Carl is afraid of his mother, angry with her, and cutting off contact with him – and seems willing to blame her for behavioral problems on the basis that she doesn’t take her medication and has caused countless chaotic scenes. However, to his horror, he discovered that his sister had gone ahead and said goodbye anyway, and couldn’t bear to tell Karl; She’s the one who has to take care of Vibeke and probably resents Carl not doing his share of the heavy lifting. She also knows that she will have to deal with the repercussions of a snub of this magnitude.

So Vibeke arrives, delightfully friendly and festive, but also regal and imperious, and clearly suspicious that the invitation, coming from her daughter rather than Karl, doesn’t exactly entitle her to VIP status. She is a “guest,” a stranger who is not particularly welcome. The blue touch paper was lit up for a shocking fireworks display. Dyrholm’s Vibeke is lively and charming but also unnervingly inappropriate, with a superficial sense of boundaries: she playfully slaps her daughter for berating her in a way that seems to lift the curtain on the actual violence.

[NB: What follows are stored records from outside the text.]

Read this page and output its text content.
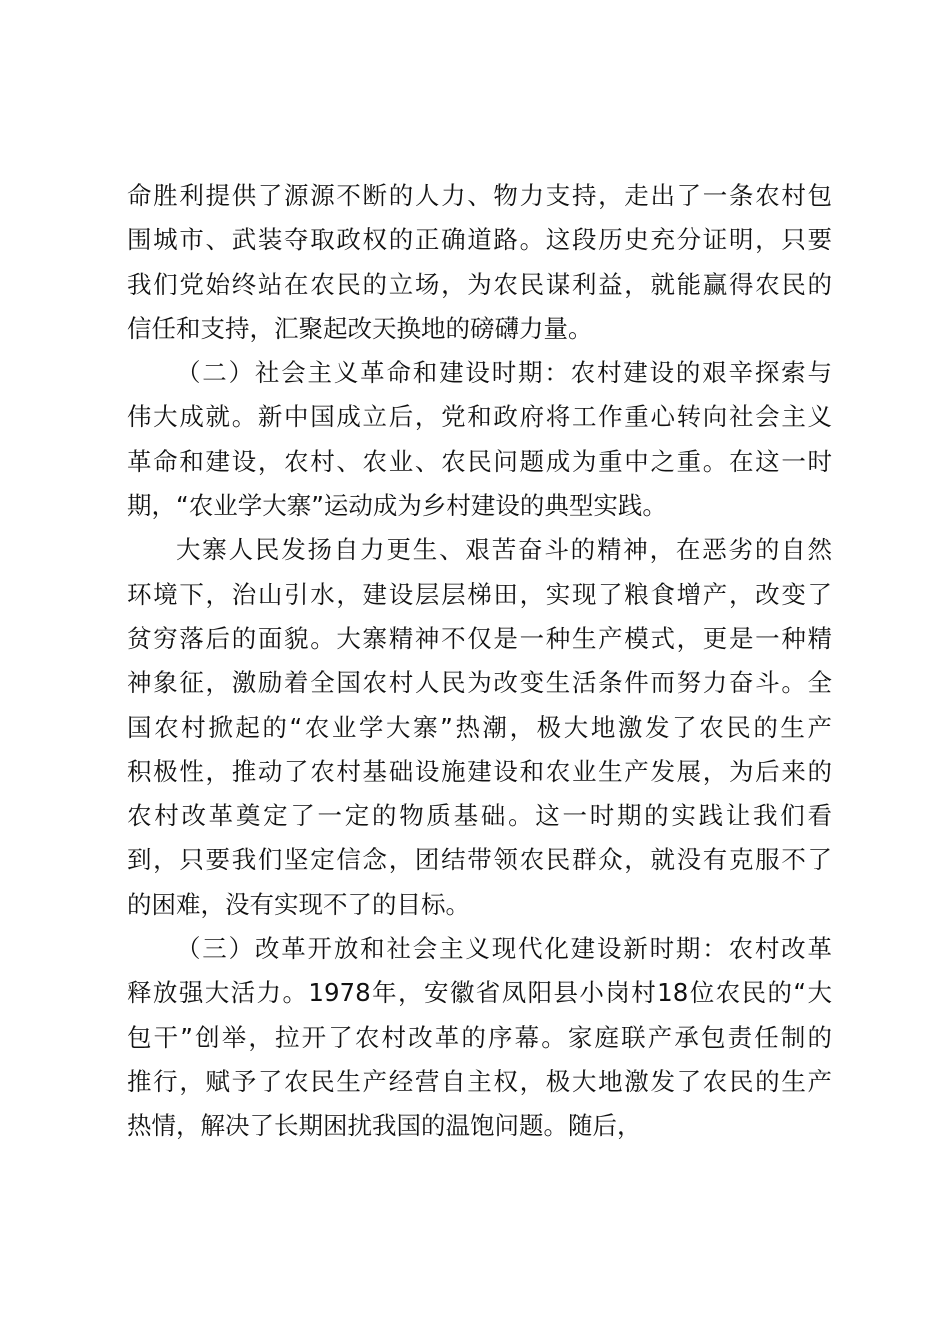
命胜利提供了源源不断的人力、物力支持，走出了一条农村包
围城市、武装夺取政权的正确道路。这段历史充分证明，只要
我们党始终站在农民的立场，为农民谋利益，就能赢得农民的
信任和支持，汇聚起改天换地的磅礴力量。
（二）社会主义革命和建设时期：农村建设的艰辛探索与
伟大成就。新中国成立后，党和政府将工作重心转向社会主义
革命和建设，农村、农业、农民问题成为重中之重。在这一时
期，“农业学大寨”运动成为乡村建设的典型实践。
大寨人民发扬自力更生、艰苦奋斗的精神，在恶劣的自然
环境下，治山引水，建设层层梯田，实现了粮食增产，改变了
贫穷落后的面貌。大寨精神不仅是一种生产模式，更是一种精
神象征，激励着全国农村人民为改变生活条件而努力奋斗。全
国农村掀起的“农业学大寨”热潮，极大地激发了农民的生产
积极性，推动了农村基础设施建设和农业生产发展，为后来的
农村改革奠定了一定的物质基础。这一时期的实践让我们看
到，只要我们坚定信念，团结带领农民群众，就没有克服不了
的困难，没有实现不了的目标。
（三）改革开放和社会主义现代化建设新时期：农村改革
释放强大活力。1978年，安徽省凤阳县小岗村18位农民的“大
包干”创举，拉开了农村改革的序幕。家庭联产承包责任制的
推行，赋予了农民生产经营自主权，极大地激发了农民的生产
热情，解决了长期困扰我国的温饱问题。随后，
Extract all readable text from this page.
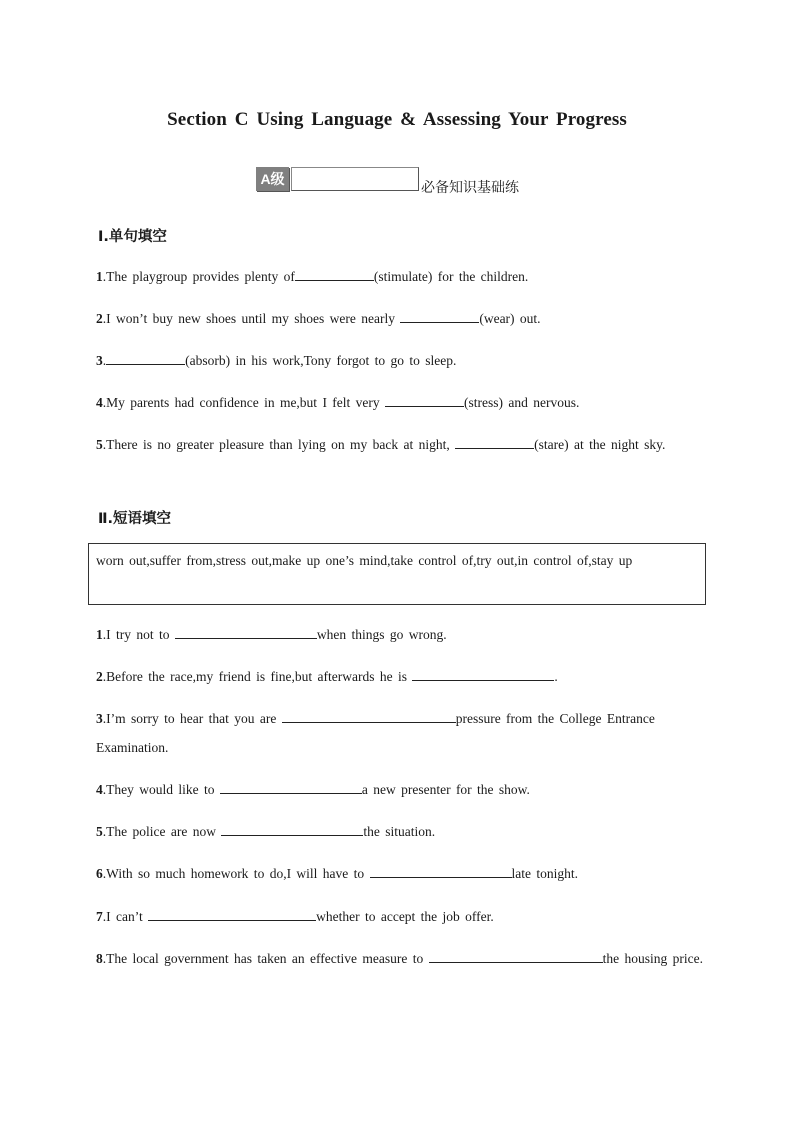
Section C Using Language & Assessing Your Progress
A级
必备知识基础练
Ⅰ.单句填空
1.The playgroup provides plenty of	(stimulate) for the children.
2.I won’t buy new shoes until my shoes were nearly	(wear) out.
3.	(absorb) in his work,Tony forgot to go to sleep.
4.My parents had confidence in me,but I felt very	(stress) and nervous.
5.There is no greater pleasure than lying on my back at night,	(stare) at the night sky.
Ⅱ.短语填空
worn out,suffer from,stress out,make up one’s mind,take control of,try out,in control of,stay up
1.I try not to	when things go wrong.
2.Before the race,my friend is fine,but afterwards he is	.
3.I’m sorry to hear that you are	pressure from the College Entrance Examination.
4.They would like to	a new presenter for the show.
5.The police are now	the situation.
6.With so much homework to do,I will have to	late tonight.
7.I can’t	whether to accept the job offer.
8.The local government has taken an effective measure to	the housing price.
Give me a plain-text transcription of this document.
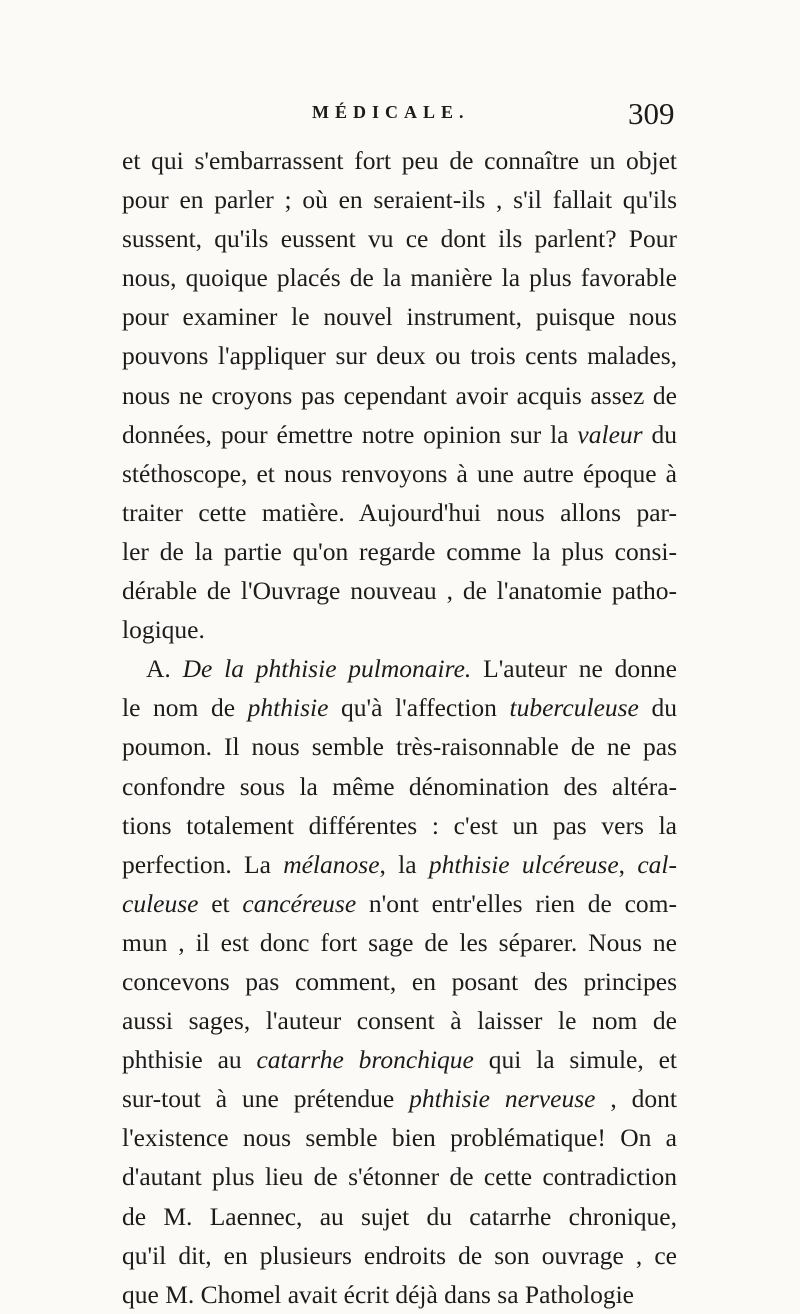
MÉDICALE.	309
et qui s'embarrassent fort peu de connaître un objet
pour en parler ; où en seraient-ils , s'il fallait qu'ils
sussent, qu'ils eussent vu ce dont ils parlent? Pour
nous, quoique placés de la manière la plus favorable
pour examiner le nouvel instrument, puisque nous
pouvons l'appliquer sur deux ou trois cents malades,
nous ne croyons pas cependant avoir acquis assez de
données, pour émettre notre opinion sur la valeur du
stéthoscope, et nous renvoyons à une autre époque à
traiter cette matière. Aujourd'hui nous allons par-
ler de la partie qu'on regarde comme la plus consi-
dérable de l'Ouvrage nouveau , de l'anatomie patho-
logique.
A. De la phthisie pulmonaire. L'auteur ne donne
le nom de phthisie qu'à l'affection tuberculeuse du
poumon. Il nous semble très-raisonnable de ne pas
confondre sous la même dénomination des altéra-
tions totalement différentes : c'est un pas vers la
perfection. La mélanose, la phthisie ulcéreuse, cal-
culeuse et cancéreuse n'ont entr'elles rien de com-
mun , il est donc fort sage de les séparer. Nous ne
concevons pas comment, en posant des principes
aussi sages, l'auteur consent à laisser le nom de
phthisie au catarrhe bronchique qui la simule, et
sur-tout à une prétendue phthisie nerveuse , dont
l'existence nous semble bien problématique! On a
d'autant plus lieu de s'étonner de cette contradiction
de M. Laennec, au sujet du catarrhe chronique,
qu'il dit, en plusieurs endroits de son ouvrage , ce
que M. Chomel avait écrit déjà dans sa Pathologie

Vibeke holds it together long enough for Karl – an excellent, understated performance from Simon Bennebjerg – to step back a bit and let Vibeke get involved. But the proceedings include the baby being ‘baptised’ at sea, and when an increasingly emotional Vibeke takes charge of this, the film must be watched through your fingers.

There is something very poignant here: a family scene of resentment and anger, in sharp contrast to the innocence of a child. Needless to say, Vibeke went through what these young parents are going through now when her children were toddlers. Her depression, her agitation, her sense of injustice – these are not just symptoms, but real parts of her identity. However, Vibeke makes life impossible for others and herself. It’s a smart and highly watchable performance from Dyrholm.

The film “The Guest” was screened at the Karlovy Vary Film Festival.